The latest episode of the ‘Search Off The Record’ podcast features the Google Search Relations team sharing valuable insights on managing Googlebot’s interactions with webpages.
Highlights
- Specific sections of an HTML page cannot be blocked from Googlebot crawling.
- The use of the data-nosnippet HTML attribute or an iframe can influence how content is displayed in search snippets.
- Implementing a disallow rule in the robots.txt file or setting up firewall rules based on Googlebot’s IP addresses can block Googlebot from accessing a website.
During the latest episode of the ‘Search Off The Record’ podcast, Google’s Search Relations team addressed various inquiries concerning webpage indexing. The discussion centered around methods to block Googlebot from crawling specific sections of a page and how to prevent Googlebot from accessing a website entirely. Notably, the questions were answered by Google’s John Mueller and Gary Illyes.
Blocking Googlebot From Specific Web Page Sections
When asked about blocking Googlebot from crawling specific sections of webpages, such as “also bought” areas on product pages, Google’s John Mueller stated that it is impossible to do so.
He acknowledged that there are no direct solutions to this issue, but suggested two potential approaches, neither of which he deemed ideal. One option is to use the data-nosnippet HTML attribute to prevent the text from appearing in search snippets.
Another approach involves using an iframe or JavaScript with the source blocked by robots.txt, although Mueller cautioned against this method.
John Mueller cautioned against using a robotted iframe or JavaScript file to block Googlebot, as it can lead to challenging issues in crawling and indexing that are difficult to troubleshoot.
He reassured listeners that if the content in question is duplicated across multiple pages, there is no need to prevent Googlebot from accessing it.
Blocking Googlebot From Accessing A Website
Gary Illyes offered a straightforward solution when asked about preventing Googlebot from accessing any part of a website.
He recommended using the robots.txt file and adding a “disallow: /” directive specifically for the Googlebot user agent. By keeping this rule in place, Googlebot will refrain from crawling the site.

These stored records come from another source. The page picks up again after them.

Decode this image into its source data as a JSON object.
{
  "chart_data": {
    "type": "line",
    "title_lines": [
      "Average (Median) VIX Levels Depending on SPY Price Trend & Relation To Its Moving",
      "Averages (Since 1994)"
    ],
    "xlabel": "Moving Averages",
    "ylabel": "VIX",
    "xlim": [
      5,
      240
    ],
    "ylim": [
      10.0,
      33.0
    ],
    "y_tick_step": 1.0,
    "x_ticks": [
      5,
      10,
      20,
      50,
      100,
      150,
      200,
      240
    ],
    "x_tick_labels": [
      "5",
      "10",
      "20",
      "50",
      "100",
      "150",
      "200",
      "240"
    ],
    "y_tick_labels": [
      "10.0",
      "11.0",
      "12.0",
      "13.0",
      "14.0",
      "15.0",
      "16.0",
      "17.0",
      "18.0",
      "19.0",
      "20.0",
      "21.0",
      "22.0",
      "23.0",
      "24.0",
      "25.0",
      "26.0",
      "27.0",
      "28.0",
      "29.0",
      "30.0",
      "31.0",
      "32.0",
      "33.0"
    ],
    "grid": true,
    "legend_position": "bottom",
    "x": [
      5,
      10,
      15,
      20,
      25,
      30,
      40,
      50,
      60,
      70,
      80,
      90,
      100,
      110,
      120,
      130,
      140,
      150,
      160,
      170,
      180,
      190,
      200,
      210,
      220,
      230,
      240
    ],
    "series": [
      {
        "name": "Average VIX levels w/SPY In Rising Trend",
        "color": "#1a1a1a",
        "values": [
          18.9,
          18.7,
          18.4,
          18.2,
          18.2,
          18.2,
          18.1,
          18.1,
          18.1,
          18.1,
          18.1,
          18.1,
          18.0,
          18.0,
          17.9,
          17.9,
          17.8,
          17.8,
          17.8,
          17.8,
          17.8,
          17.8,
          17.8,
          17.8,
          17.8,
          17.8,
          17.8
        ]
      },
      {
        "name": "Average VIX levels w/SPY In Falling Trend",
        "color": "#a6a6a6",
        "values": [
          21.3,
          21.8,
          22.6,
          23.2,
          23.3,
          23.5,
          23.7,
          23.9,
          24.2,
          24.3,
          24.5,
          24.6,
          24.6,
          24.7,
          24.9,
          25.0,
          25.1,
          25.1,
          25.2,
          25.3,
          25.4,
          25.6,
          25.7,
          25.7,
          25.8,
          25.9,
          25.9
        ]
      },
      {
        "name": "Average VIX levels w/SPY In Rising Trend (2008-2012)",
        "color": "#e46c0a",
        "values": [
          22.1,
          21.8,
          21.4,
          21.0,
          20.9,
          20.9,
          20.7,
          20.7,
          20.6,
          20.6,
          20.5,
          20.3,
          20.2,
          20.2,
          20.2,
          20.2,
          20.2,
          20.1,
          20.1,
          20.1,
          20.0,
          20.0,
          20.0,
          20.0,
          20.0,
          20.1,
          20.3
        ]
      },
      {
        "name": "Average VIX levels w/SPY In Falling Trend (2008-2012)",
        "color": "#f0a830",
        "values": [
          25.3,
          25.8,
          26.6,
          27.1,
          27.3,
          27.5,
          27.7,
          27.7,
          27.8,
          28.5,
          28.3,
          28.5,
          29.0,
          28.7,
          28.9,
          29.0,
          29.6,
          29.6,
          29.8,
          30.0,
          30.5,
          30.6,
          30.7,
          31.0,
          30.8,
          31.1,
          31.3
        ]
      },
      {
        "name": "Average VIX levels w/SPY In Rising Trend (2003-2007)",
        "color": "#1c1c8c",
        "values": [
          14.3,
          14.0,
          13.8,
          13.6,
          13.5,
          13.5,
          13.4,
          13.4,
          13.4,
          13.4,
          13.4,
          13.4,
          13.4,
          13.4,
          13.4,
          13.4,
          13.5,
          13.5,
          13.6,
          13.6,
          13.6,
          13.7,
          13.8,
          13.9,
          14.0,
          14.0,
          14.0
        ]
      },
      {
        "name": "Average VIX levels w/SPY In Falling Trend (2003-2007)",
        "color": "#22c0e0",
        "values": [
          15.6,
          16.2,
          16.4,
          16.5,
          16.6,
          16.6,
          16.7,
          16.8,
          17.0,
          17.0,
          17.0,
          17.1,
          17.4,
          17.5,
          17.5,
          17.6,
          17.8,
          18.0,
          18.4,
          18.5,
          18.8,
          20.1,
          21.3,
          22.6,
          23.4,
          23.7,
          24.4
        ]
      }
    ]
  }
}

For those in search of a more comprehensive solution, Gary Illyes presented an alternative method.
He suggested creating firewall rules that include Google’s IP ranges in a deny rule, enabling the blocking of network access from Googlebot. This approach provides an additional layer of control over preventing Googlebot from accessing a website.
See Google’s official documentation for a list of Googlebot’s IP addresses.
In Summary
While it is not possible to prevent Googlebot from accessing specific sections of an HTML page, there are techniques like using the data-nosnippet attribute that provide some control.
To block Googlebot from accessing your entire site, a straightforward disallow rule in the robots.txt file is effective. Alternatively, for more stringent measures, one can implement specific firewall rules.